Noël sous les tentes et dans les camps, comme un exil intérieur

L’année 2021 reste indélébile dans la mémoire de nombreux Haïtiens. Non pas parce qu’elle fut resplendissante, mais parce qu’elle a marqué le début d’une longue période de galère pour des milliers de familles contraintes de quitter leurs foyers. Depuis, elles vivent dans des camps de fortune disséminés à travers la capitale et d’autres départements du pays, notamment l’Artibonite.

Port-au-Prince, le 23 décembre 2025.- Quatre ans plus tard, la situation demeure inchangée. À l’approche de Noël, fête traditionnellement associée au partage, à la chaleur humaine et à la réconciliation, de nombreuses familles continuent pourtant de fuir la violence grandissante des groupes armés. Ces familles, autrefois stables, se retrouvent aujourd’hui exilées dans leur propre pays, contraintes de survivre loin de leurs maisons, de leurs repères et de leurs souvenirs.

À Bois-Verna, Turin Hénose, enseignant de formation et responsable du camp de déplacés internes installé sur le site du ministère de la Communication, décrit ce lieu comme un véritable purgatoire social. « Ici, on résiste certes, mais on ne vit pas. Comme vous pouvez le constater, on est entassés comme des bêtes », confie-t-il d’une voix lasse, le regard perdu entre les tentes et les abris de fortune.

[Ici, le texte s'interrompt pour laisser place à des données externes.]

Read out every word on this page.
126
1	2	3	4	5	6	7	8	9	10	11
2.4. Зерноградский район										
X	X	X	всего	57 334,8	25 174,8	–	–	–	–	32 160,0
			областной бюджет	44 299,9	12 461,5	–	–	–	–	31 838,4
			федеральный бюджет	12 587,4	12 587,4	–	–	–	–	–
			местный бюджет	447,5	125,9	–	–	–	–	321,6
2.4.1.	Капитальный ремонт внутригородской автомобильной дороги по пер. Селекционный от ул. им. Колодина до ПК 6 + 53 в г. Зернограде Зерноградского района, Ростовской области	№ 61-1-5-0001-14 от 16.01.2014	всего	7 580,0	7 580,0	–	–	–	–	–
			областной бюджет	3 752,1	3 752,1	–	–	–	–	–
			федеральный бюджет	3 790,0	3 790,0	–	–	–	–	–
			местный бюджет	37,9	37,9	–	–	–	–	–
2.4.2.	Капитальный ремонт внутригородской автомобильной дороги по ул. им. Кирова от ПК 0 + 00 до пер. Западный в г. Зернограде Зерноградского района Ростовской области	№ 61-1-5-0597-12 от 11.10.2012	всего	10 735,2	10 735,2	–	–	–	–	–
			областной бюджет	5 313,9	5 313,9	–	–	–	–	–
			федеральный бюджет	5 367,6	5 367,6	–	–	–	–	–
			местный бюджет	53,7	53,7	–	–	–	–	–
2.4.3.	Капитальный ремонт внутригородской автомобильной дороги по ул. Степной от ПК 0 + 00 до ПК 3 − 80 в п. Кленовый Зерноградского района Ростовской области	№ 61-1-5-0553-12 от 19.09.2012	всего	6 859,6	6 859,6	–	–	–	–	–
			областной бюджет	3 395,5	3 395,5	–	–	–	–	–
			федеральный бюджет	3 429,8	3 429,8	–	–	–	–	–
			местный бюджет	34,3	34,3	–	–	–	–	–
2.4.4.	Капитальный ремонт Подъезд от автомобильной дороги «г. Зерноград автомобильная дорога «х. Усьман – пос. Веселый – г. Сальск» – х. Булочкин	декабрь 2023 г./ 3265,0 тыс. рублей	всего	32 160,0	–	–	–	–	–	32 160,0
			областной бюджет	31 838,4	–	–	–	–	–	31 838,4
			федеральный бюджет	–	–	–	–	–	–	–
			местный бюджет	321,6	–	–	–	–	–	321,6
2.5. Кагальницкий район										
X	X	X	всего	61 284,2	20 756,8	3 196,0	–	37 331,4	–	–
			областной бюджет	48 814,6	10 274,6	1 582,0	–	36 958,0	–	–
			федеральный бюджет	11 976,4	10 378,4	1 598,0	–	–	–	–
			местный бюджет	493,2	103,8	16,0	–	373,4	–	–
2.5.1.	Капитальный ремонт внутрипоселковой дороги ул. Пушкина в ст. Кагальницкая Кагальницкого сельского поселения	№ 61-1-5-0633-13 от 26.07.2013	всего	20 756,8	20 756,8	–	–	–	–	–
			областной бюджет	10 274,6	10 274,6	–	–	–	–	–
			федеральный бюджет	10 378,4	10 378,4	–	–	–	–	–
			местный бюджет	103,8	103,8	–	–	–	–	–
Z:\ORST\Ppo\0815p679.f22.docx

Il explique devoir se démener au quotidien pour éviter que l’anarchie ne s’installe dans le camp, tout en soulignant que les habitants sont exposés à toutes sortes de maladies, notamment les infections et les maladies sexuellement transmissibles (MST), dans un environnement où l’hygiène reste précaire.

Interrogé sur la manière dont se déroulera Noël dans le camp, M. Hénose marque un long silence, incapable de trouver les mots justes. Un simple haussement d’épaules suffit à traduire sa désolation face à une réalité trop lourde pour être formulée.
Non loin de là, une jeune mère berçant son bébé de neuf mois laisse éclater sa colère contre les autorités. Selon elle, celles-ci la condamnent à passer, une fois de plus, Noël loin de chez elle.
« Pitit mwen pa ka twò pale. Leta ban mwen yon Nwèl nan fè nwa, kouri pou gang. Bon, m atè isit la : Se sant bòz ak sant pipi ki Nwèl mwen », lâche-t-elle avec une amertume à peine contenue.

Beaucoup d’autres résidents du site partagent le même sentiment. Presque tous refusent d’entendre parler de Noël dans des conditions aussi inhumaines. Ils affirment avoir déjà touché le fond, malgré la bonne volonté de certaines organisations non gouvernementales et l’entraide qui s’organise tant bien que mal au sein de leur communauté.

Selon l’Organisation internationale pour les migrations (OIM), le nombre de déplacés internes en Haïti a atteint un niveau vertigineux en 2025 : 1,4 million en octobre, contre 1,3 million en juin de la même année.

Si Noël est censée être la fête des sentiments nobles et joyeux, en Haïti, la réalité en est bien éloignée. Pour ces exilés internes, la misère et la peur ont remplacé la joie et l’espérance. Leur quotidien, rythmé par la fuite et la survie, ne laisse plus de place à la célébration. Dans un pays où la violence des gangs dicte la vie de milliers de familles, Noël n’est plus qu’un souvenir, celui d’un temps désormais révolu.